Elisa Rose McCann smiled through her pain.
A touch, a kiss or a cuddle could tear Elisa's fragile skin and raise blisters that hurt like third-degree burns. But she loved, and was dearly loved, every day of her short life.
She died at home in St. Paul on Jan. 12, a few weeks shy of her 5th birthday. In those years, she and her family helped push the frontiers of medical research and Minnesota law.
"How do you deal with pain and still find so much joy in life?" said her father, Dagan McCann, remembering a smiling, gracious little girl with a sassy sense of humor who brought out the best in the people she met. "She could ease our fears and ease our pain with just a simple look — a look in her eyes of 'I'll be OK.' She was very much my teacher and she will continue to be."

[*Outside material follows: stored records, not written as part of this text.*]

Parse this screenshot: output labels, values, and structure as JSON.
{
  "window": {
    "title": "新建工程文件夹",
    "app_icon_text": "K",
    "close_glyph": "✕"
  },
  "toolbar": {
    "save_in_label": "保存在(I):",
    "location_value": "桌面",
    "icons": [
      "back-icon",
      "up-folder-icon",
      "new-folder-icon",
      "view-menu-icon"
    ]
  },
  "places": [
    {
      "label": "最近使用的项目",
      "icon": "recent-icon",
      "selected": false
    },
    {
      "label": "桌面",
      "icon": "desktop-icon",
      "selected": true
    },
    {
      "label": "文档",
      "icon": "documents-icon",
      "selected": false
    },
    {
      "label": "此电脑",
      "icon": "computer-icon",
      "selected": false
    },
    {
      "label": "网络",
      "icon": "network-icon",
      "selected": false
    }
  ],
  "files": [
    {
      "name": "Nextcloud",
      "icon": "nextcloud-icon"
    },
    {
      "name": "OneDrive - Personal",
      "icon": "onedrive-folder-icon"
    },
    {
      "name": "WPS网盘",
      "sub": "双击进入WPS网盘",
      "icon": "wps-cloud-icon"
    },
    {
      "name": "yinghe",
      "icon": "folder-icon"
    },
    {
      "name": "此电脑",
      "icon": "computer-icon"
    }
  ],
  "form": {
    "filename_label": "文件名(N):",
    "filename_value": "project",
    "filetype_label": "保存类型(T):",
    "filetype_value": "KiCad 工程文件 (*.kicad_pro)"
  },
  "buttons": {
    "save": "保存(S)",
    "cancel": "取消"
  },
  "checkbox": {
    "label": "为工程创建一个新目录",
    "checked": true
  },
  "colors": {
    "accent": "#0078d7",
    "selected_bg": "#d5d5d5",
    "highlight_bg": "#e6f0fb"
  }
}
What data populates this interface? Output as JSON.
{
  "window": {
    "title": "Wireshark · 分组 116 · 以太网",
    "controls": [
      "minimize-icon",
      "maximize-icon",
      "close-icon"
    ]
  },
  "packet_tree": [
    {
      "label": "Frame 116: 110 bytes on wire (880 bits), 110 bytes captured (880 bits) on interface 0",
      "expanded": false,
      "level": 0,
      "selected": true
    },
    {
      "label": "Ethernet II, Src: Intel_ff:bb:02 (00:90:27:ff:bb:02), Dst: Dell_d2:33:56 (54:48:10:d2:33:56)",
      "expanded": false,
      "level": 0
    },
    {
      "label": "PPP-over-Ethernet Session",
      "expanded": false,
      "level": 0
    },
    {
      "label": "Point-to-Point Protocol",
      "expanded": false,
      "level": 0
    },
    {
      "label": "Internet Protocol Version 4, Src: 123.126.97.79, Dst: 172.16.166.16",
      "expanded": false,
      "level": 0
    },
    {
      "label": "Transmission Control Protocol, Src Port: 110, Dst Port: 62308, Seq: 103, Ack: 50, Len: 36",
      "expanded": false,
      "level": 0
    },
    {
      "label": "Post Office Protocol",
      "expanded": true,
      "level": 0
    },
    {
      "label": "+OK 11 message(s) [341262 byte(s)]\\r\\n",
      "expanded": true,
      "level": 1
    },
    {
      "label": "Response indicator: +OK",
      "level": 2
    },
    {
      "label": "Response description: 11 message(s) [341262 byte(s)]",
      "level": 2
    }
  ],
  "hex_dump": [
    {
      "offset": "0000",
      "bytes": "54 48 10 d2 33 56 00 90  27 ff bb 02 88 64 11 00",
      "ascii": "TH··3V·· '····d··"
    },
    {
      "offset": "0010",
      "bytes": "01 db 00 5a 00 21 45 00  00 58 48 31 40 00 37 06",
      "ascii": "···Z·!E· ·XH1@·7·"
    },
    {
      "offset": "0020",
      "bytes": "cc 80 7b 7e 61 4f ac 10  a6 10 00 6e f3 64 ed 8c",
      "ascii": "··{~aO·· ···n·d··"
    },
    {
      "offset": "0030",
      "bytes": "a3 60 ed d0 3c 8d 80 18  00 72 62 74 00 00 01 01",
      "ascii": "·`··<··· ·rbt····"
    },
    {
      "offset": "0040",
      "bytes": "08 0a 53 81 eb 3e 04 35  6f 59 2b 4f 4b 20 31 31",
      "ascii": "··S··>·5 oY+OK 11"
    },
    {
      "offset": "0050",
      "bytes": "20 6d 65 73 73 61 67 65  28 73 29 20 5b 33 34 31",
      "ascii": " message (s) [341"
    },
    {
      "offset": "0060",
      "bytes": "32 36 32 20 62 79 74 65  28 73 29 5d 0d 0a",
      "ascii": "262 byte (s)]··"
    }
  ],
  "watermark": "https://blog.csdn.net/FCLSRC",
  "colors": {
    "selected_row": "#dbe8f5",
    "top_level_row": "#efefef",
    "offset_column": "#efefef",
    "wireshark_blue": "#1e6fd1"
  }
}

Elisa was born in Palermo, Italy, with a rare genetic condition known as recessive dystrophic epidermolysis bullosa. Her body could not produce collagen — the glue that knits skin and tissue together. Twisting, swallowing or even blinking can open raw wounds, scarring children inside and out, and shortening their lives.
"Non c'e niente da fare," the Sicilian pediatricians told her parents as blisters erupted all over the newborn's body. "There's nothing that can be done."
But there was nothing Dagan and Gabriella McCann wouldn't do for their youngest child, and they found their "last, best hope" on the other side of the globe; in St. Paul, where Dr. Jakub Tolar and his colleagues were researching an experimental stem cell therapy at the University of Minnesota.
After Tolar made a 5,500-mile house call to see Elisa in Palermo, Gabriella McCann turned to her husband.